This concept
is now so clearly central to Christianity that nobody can reject
it and still call himself Christian. However, when Paul wrote
the Epistle on his third missionary journey about 25 years after
Our Lord died on the cross, the concept was radical because for
1500 years previously the Jews had believed in justification by
the Law. Even "completed" Jews (those who became the
first Christians) would not accept the idea of replacing the Law
of Moses with the Cross of Christ. They insisted that the Gentile
converts had to be circumcised and to observe all the constrictive
practices of the Old Law.
But this
was a grave misunderstanding of the purpose of Our Lord's life
and death, and it threatened to nullify the Incarnation of God
altogether. Hence St. Paul's presentation in "Romans"
of justification by faith is, as it were, interspersed
with a series of objections on the part of an imaginary Jew to
the new doctrine of salvation by Jesus Christ. In overcoming
these objections which he must have been meeting with unceasingly
as Doctor of the Gentiles, St. Paul lays out what might be called
the Founding Charter of Christianity:_
The Gentiles
are plunged in vice (I), but the law-breaking Jew are no better
(II), and so all men alike are in absolute need of God's grace
(III). Man attains this grace by believing in Jesus Christ (III)

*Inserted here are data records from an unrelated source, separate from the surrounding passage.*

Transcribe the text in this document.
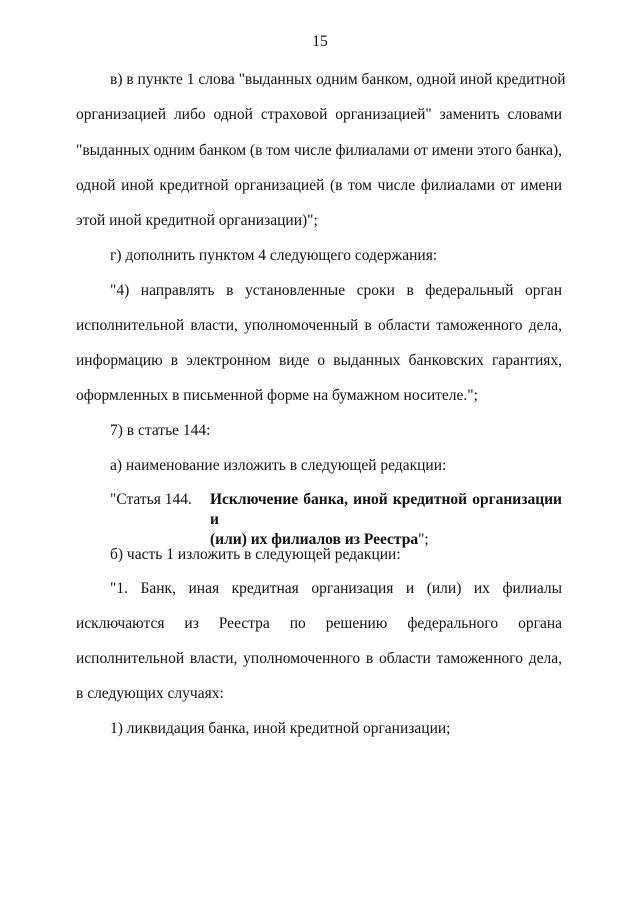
15
в) в пункте 1 слова "выданных одним банком, одной иной кредитной
организацией либо одной страховой организацией" заменить словами
"выданных одним банком (в том числе филиалами от имени этого банка),
одной иной кредитной организацией (в том числе филиалами от имени
этой иной кредитной организации)";
г) дополнить пунктом 4 следующего содержания:
"4) направлять в установленные сроки в федеральный орган
исполнительной власти, уполномоченный в области таможенного дела,
информацию в электронном виде о выданных банковских гарантиях,
оформленных в письменной форме на бумажном носителе.";
7) в статье 144:
а) наименование изложить в следующей редакции:
"Статья 144. Исключение банка, иной кредитной организации и
(или) их филиалов из Реестра";
б) часть 1 изложить в следующей редакции:
"1. Банк, иная кредитная организация и (или) их филиалы
исключаются из Реестра по решению федерального органа
исполнительной власти, уполномоченного в области таможенного дела,
в следующих случаях:
1) ликвидация банка, иной кредитной организации;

with a faith in God of which Abraham, Father of the Jews, provides
the outstanding example (IV). Thus justification by faith, man
is freed from sin to lead the life of the spirit in Christ Jesus
(V-VIII). That Jews should be rejecting this Gospel of which
they were the cradle, is a great mystery, but this rejection is
for the benefit of the Gentiles, and the Jews will finally convert
(IX-XI). Let then the Catholics of Rome, Jew or Gentile, faithfully
practice their religion, leading lives of holiness and justice
(XII, XIII), and putting up with their weaker brethren for Christ's
sake (XIV, XV). Greetings finally to a long list of the Catholics
in Rome (XVI), already famous for their obedience (v.19)
Does
the Catholic Church Encourage us to Read Scripture?
a) Yes,
b) upon certain conditions.
a) In 1968,
many Indulgences were done away with, but this one remained:
"A partial indulgence is granted to any Catholic who reads
Scripture with due veneration for the word of God and in the manner
of spiritual reading. The indulgence is plenary if he does this
for at least half an hour." (Enchiridion Indulgentiarum,
1968, no. 50).
Scripture
itself recommends we draw on its treasures: "For what things
soever were written, were written for our learning: that through
patience and the comfort of the scriptures, we might have hope"

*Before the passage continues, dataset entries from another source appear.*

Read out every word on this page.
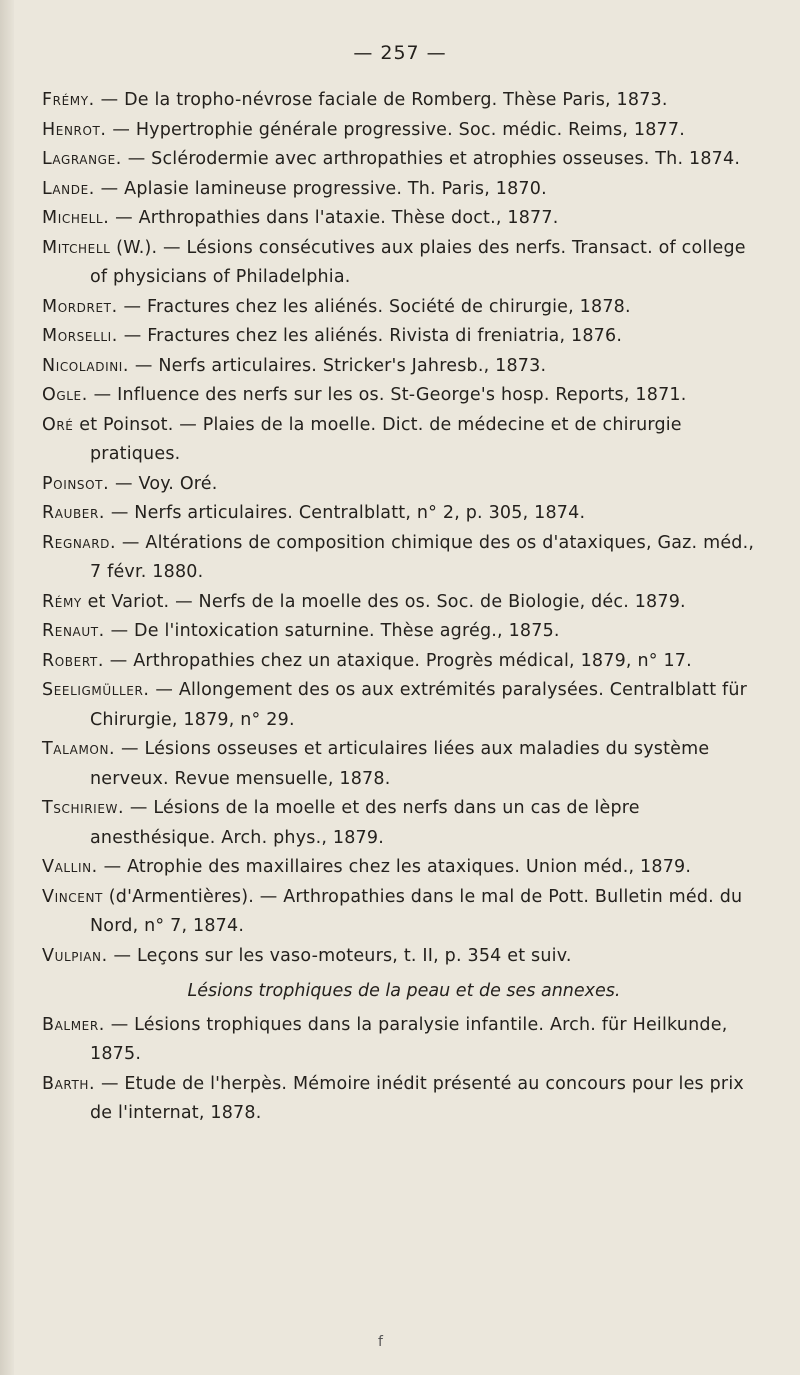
— 257 —

Frémy. — De la tropho-névrose faciale de Romberg. Thèse Paris, 1873.

Henrot. — Hypertrophie générale progressive. Soc. médic. Reims, 1877.

Lagrange. — Sclérodermie avec arthropathies et atrophies osseuses. Th. 1874.

Lande. — Aplasie lamineuse progressive. Th. Paris, 1870.

Michell. — Arthropathies dans l'ataxie. Thèse doct., 1877.

Mitchell (W.). — Lésions consécutives aux plaies des nerfs. Transact. of college of physicians of Philadelphia.

Mordret. — Fractures chez les aliénés. Société de chirurgie, 1878.

Morselli. — Fractures chez les aliénés. Rivista di freniatria, 1876.

Nicoladini. — Nerfs articulaires. Stricker's Jahresb., 1873.

Ogle. — Influence des nerfs sur les os. St-George's hosp. Reports, 1871.

Oré et Poinsot. — Plaies de la moelle. Dict. de médecine et de chirurgie pratiques.

Poinsot. — Voy. Oré.

Rauber. — Nerfs articulaires. Centralblatt, n° 2, p. 305, 1874.

Regnard. — Altérations de composition chimique des os d'ataxiques, Gaz. méd., 7 févr. 1880.

Rémy et Variot. — Nerfs de la moelle des os. Soc. de Biologie, déc. 1879.

Renaut. — De l'intoxication saturnine. Thèse agrég., 1875.

Robert. — Arthropathies chez un ataxique. Progrès médical, 1879, n° 17.

Seeligmüller. — Allongement des os aux extrémités paralysées. Centralblatt für Chirurgie, 1879, n° 29.

Talamon. — Lésions osseuses et articulaires liées aux maladies du système nerveux. Revue mensuelle, 1878.

Tschiriew. — Lésions de la moelle et des nerfs dans un cas de lèpre anesthésique. Arch. phys., 1879.

Vallin. — Atrophie des maxillaires chez les ataxiques. Union méd., 1879.

Vincent (d'Armentières). — Arthropathies dans le mal de Pott. Bulletin méd. du Nord, n° 7, 1874.

Vulpian. — Leçons sur les vaso-moteurs, t. II, p. 354 et suiv.

Lésions trophiques de la peau et de ses annexes.

Balmer. — Lésions trophiques dans la paralysie infantile. Arch. für Heilkunde, 1875.

Barth. — Etude de l'herpès. Mémoire inédit présenté au concours pour les prix de l'internat, 1878.

f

(Rom. XV,4). "The Holy Scriptures ... can instruct thee
to salvation by the faith which is in Christ Jesus" (II Tim.
III, 15).
b) But
the Bible itself also indicates certain conditions for reading
Scripture: St. Peter says that in the epistles of "his most
dear brother" Paul, "are certain things hard to be understood,
which the unlearned and unstable wrest, as they do also the other
scriptures, to their own destruction" (II Peter III, 15-16).
For instance, numberless souls will have been drawn to destruction
by Luther's having wrested "justification by Faith"

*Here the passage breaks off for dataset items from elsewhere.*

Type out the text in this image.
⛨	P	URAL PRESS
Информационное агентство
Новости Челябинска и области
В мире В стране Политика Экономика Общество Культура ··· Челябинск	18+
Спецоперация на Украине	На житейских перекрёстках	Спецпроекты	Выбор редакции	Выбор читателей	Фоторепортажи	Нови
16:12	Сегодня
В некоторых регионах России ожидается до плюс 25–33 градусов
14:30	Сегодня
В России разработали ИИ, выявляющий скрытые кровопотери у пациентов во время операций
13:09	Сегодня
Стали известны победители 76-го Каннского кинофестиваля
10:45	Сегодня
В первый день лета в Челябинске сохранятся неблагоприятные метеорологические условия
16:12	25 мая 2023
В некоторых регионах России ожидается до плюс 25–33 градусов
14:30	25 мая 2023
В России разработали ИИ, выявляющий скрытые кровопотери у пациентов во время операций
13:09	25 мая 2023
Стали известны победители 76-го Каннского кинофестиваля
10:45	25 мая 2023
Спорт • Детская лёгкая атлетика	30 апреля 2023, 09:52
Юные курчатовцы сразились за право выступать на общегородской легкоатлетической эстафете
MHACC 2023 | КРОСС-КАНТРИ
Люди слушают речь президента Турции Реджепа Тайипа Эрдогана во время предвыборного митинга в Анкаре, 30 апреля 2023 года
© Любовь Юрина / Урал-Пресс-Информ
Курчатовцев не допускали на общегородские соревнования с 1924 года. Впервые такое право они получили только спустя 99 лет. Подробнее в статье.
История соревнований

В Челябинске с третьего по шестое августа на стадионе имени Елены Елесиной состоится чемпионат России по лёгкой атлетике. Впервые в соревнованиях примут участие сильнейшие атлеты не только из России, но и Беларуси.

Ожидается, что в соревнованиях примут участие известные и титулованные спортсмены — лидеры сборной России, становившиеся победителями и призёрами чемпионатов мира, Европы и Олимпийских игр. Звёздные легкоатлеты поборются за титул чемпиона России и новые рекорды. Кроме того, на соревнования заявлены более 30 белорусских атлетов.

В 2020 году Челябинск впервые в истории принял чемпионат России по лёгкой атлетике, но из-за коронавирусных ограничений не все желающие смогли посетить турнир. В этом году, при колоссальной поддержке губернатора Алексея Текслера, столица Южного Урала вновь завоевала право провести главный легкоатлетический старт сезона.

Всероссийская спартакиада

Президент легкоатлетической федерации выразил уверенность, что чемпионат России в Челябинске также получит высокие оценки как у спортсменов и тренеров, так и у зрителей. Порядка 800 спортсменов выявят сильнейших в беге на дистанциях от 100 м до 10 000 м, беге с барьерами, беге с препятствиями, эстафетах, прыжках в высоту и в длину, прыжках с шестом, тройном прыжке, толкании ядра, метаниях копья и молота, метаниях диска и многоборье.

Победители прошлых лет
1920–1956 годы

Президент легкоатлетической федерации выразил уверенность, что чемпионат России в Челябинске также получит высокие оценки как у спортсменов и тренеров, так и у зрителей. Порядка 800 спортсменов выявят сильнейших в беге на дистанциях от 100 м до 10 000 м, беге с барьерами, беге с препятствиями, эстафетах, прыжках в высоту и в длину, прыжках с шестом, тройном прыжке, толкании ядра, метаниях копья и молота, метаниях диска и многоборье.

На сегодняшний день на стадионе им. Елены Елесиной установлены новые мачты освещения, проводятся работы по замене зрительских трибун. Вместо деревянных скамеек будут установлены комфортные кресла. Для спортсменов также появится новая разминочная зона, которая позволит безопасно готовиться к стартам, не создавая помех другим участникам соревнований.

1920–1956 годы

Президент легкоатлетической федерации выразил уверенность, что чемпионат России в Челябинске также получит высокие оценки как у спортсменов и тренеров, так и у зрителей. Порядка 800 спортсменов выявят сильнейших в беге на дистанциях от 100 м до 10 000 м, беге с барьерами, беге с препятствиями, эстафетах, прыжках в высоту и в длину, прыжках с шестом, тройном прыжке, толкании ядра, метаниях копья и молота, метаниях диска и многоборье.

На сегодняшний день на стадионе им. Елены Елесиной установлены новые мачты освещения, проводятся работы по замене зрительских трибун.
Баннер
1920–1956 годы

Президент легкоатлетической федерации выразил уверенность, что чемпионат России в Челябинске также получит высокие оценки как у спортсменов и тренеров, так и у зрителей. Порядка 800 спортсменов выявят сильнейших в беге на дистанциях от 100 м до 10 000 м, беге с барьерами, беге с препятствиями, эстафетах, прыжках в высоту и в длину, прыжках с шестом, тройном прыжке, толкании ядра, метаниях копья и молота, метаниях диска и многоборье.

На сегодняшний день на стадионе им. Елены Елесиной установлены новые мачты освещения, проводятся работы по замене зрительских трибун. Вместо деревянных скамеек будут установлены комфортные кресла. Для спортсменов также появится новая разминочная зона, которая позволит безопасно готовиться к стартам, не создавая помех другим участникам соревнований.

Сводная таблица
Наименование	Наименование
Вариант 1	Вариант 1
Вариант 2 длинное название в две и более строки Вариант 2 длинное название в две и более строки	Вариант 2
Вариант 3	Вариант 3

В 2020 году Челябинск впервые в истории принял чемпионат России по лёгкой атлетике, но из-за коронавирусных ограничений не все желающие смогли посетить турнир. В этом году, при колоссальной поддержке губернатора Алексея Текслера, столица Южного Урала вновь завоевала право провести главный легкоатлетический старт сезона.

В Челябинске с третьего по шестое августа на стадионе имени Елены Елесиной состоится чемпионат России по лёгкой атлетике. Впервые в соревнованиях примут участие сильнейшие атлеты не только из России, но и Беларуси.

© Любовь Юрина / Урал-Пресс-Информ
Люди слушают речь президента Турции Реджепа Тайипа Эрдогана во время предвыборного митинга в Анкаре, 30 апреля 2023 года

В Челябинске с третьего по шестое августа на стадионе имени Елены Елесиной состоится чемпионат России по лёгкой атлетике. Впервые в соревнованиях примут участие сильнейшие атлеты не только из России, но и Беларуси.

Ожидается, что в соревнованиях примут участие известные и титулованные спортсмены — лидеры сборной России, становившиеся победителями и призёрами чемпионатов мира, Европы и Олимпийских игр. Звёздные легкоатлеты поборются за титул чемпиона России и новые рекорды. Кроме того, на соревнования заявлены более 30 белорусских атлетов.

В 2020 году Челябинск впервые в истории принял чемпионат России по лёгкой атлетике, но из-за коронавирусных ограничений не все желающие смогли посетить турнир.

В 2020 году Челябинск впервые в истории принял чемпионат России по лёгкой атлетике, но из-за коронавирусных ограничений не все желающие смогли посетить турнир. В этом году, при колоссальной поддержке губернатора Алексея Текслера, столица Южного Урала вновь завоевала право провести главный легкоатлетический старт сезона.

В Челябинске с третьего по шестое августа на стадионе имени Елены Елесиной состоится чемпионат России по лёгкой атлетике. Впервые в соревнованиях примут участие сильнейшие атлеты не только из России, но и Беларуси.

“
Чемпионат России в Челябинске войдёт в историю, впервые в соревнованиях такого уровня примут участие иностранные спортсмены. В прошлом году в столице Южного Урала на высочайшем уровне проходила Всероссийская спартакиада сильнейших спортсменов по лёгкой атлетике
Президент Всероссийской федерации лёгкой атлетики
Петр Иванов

to mean a subjective assurance of one's being saved regardless
of the works that God requires to follow faith and to proceed
from it (Gal. V6; James II, 20-26).
So the Catholic
Church unconditionally encourages her children to study their
catechism because here divine truth is humanly expressed to convey
mysteries of God which m ay be neither simple nor clear, Mother
Church encourages her children to read on certain conditions:-
that they never use non-Catholic translations or non-Catholic
editions (which would include all modernist editions), that they
approach Scripture with humility and reverence as the Word of
God that it is, and that they be willing to accept that the Catholic
Church is the sole guardian of Scripture and sole interpreter
of its true meaning.
The Challoner
Douay-Rheims Bible, easily available in the U.S.A., provides a
reliable text of Scripture, of which the Overview within provides
an introduction to the Epistle to the Romans.